Lechti und Franz arbeiteten als Ausbilder in einer der angesagten Gladiatorenschule der Stadt und Hanna betrieb zusammen mit Urs Müller und ihrer Schwester eine Schule für Heiler. Knut Haberling arbeitete bei der örtlichen Kommandantur der römischen Legion; in welcher Funktion wusste keiner so recht, Knut meinte irgendwas zwischen „Öffentlichkeitsarbeit“ und „Pressesprecher“. Der Dicke Fitti hatte zusammen mit dem Kapitän die Firma Schrauberus GmbH gegründet, eine Firma für spezielle Sofortreparaturen.

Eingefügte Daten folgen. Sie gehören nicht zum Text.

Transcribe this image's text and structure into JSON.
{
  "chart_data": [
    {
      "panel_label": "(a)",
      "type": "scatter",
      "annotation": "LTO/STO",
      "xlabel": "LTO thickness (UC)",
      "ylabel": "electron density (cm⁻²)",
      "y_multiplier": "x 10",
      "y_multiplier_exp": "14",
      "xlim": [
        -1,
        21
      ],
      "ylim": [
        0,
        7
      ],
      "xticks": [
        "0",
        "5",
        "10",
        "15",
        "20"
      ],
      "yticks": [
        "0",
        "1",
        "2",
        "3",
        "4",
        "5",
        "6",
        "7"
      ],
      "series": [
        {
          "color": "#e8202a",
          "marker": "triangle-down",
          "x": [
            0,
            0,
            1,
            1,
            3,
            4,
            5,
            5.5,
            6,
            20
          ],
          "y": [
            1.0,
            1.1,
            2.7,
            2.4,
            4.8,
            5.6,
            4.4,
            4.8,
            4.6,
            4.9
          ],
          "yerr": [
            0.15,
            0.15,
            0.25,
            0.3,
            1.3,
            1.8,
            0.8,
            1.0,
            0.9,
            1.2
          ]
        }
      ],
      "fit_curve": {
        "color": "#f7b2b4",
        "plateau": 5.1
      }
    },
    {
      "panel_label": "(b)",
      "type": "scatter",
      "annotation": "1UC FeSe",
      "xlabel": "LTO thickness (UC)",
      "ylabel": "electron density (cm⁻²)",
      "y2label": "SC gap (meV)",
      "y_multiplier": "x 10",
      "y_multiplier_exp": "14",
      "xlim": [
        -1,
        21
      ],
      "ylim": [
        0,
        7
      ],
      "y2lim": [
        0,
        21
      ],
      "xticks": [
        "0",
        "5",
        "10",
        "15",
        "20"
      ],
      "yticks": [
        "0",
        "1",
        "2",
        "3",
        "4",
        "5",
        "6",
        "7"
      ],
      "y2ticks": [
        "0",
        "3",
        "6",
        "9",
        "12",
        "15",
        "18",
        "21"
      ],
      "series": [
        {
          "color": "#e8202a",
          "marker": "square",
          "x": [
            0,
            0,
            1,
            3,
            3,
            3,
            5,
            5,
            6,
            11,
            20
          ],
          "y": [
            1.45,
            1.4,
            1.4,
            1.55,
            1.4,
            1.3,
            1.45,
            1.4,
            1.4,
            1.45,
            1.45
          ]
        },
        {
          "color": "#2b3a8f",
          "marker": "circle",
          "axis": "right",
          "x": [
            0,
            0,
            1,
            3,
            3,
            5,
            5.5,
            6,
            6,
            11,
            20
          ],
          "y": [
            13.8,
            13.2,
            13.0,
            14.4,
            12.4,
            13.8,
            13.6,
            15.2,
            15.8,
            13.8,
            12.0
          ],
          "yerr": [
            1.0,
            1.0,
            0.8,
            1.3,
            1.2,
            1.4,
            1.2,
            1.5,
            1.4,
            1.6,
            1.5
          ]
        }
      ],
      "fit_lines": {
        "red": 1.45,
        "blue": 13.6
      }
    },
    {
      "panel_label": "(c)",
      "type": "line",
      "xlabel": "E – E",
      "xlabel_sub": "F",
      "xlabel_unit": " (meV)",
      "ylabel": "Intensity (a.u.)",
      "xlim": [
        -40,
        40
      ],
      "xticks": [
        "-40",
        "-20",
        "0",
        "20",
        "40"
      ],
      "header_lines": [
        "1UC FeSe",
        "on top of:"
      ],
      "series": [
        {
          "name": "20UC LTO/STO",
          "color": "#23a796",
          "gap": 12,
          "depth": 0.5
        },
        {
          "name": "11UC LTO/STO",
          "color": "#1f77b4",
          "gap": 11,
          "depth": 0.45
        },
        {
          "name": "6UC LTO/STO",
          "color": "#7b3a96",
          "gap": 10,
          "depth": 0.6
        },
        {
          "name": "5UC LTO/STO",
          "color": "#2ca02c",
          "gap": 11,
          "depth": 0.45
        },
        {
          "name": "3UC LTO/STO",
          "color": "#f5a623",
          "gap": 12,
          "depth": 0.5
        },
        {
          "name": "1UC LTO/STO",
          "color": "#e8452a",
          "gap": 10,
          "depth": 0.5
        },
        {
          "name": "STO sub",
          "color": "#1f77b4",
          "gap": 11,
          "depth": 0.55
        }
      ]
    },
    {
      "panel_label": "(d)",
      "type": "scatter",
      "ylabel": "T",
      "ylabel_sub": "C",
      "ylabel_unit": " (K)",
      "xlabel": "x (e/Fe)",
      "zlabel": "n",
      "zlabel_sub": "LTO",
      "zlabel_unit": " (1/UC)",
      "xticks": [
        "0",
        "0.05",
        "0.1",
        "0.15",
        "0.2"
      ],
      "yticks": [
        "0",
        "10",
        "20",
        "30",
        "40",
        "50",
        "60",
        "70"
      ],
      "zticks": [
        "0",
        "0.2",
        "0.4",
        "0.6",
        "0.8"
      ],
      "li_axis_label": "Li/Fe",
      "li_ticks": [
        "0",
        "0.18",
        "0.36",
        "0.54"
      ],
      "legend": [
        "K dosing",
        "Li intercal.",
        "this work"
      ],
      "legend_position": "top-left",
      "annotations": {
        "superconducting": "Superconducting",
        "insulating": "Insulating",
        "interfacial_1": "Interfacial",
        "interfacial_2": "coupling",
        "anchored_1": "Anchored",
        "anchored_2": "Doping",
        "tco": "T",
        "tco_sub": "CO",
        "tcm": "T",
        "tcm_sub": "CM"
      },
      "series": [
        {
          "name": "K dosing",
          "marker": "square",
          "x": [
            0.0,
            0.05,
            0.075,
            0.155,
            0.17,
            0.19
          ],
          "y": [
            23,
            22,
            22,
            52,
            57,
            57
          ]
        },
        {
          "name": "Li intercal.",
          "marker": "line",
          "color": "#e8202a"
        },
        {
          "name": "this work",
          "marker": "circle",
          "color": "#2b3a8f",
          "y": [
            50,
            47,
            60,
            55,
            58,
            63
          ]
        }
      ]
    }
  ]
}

Untergekommen waren sie alle in einem gemieteten Landhaus am Rand von Carthago Nova. Das Haus war im Atrium-Stil gebaut und hatte genug Zimmer für alle. Der schattige Innenhof lud zum abendlichen Beisammensein ein und die große Wiese neben dem Haus war für alle möglichen Aktivitäten ideal geeignet. Und eine ganz besondere Aktivität hatte Urs Müller im Sinn …

»Kann mir die Firma Schrauberus gehobelte Vierkanthölzer liefern; ca. 15x15cm oder 18x18 cm?« fragte Urs die beiden Firmeninhaber beim Abendessen.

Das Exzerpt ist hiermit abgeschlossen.